Just as a follow up, that Holmes and Homes episode was called 'Wall of Sound,' and you can find it on youtube. The drywall they used in the show is the Quiet Rock stuff I was talking about...

centurysemi 04-10-2008 02:42 PM

Peace and Quiet - just a tip: you may not have to take down the plaster. We discovered ours was not lathe and plaster (like on all of our other walls) but just a sand and lime plaster skimmed over the brick. Turns out it was taking up about 1/8" of space, and I think Brik is right that it is helping block the sound...plus it's a very messy job taking the plaster down! Do a small test area to see first. Let me know how the quiet rock turns out!

jogr 04-10-2008 03:41 PM

I'm pretty sure that mass only blocks low frequency sounds. You already have a great deal of mass in a brick wall so adding two layers of drywall to increase mass will do almost nothing. It's the high frequencies you need to work on.

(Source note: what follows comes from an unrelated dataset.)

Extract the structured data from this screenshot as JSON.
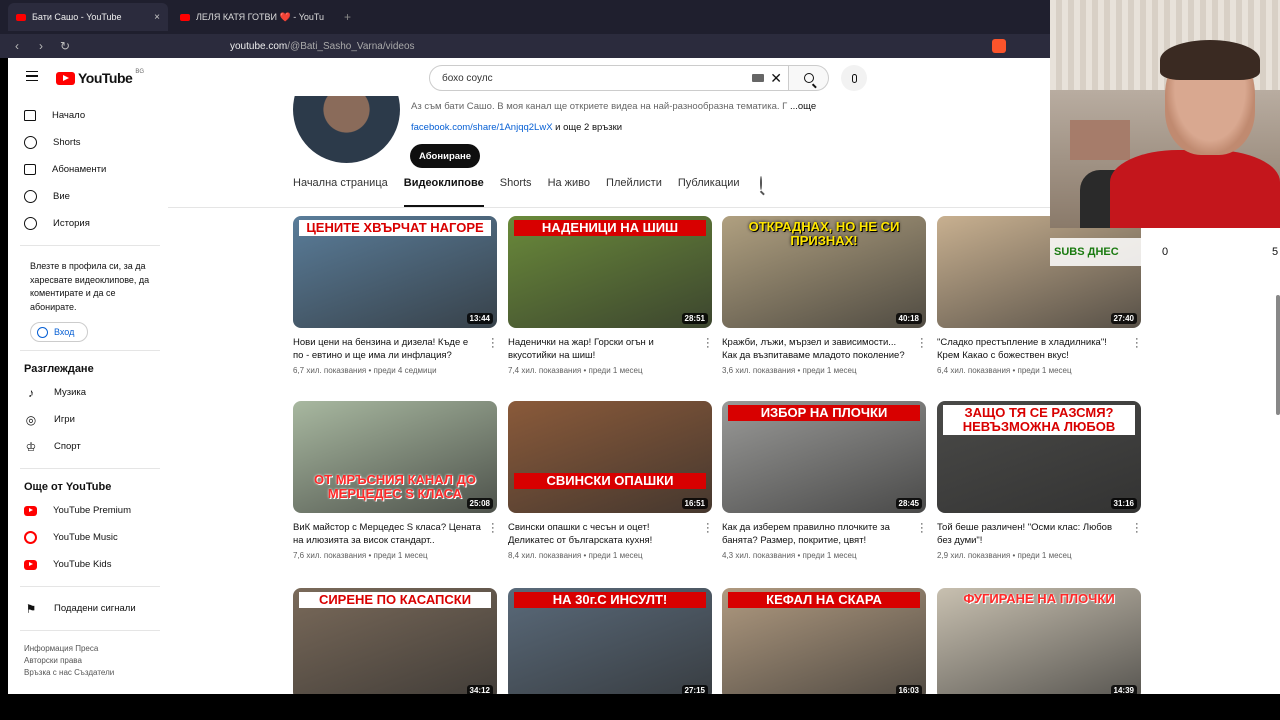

Resilent channel, green glue, sealing all openings will all help block the high frequencies. Rigid foam board actually transmits sound well (like a drum) so that won't help. The mass of Quietrock won't help because you already have mass but it may have vibration dampening material (like green glue) between it's layers that might help.

If it was my wall I'd probably go with attaching furring strips to the brick and then green glue and 1/2" drywall. Then seal every opening.

jason h 04-10-2008 09:36 PM

the mass of concrete or brick is different than the mass of drywall.
we build a lot of condos and we use either resilent channel and quite rock or we use shaft liner which is 2 one inch thich sheets of drywall actualy intended for fire seperating ,but sound control qualities are very good.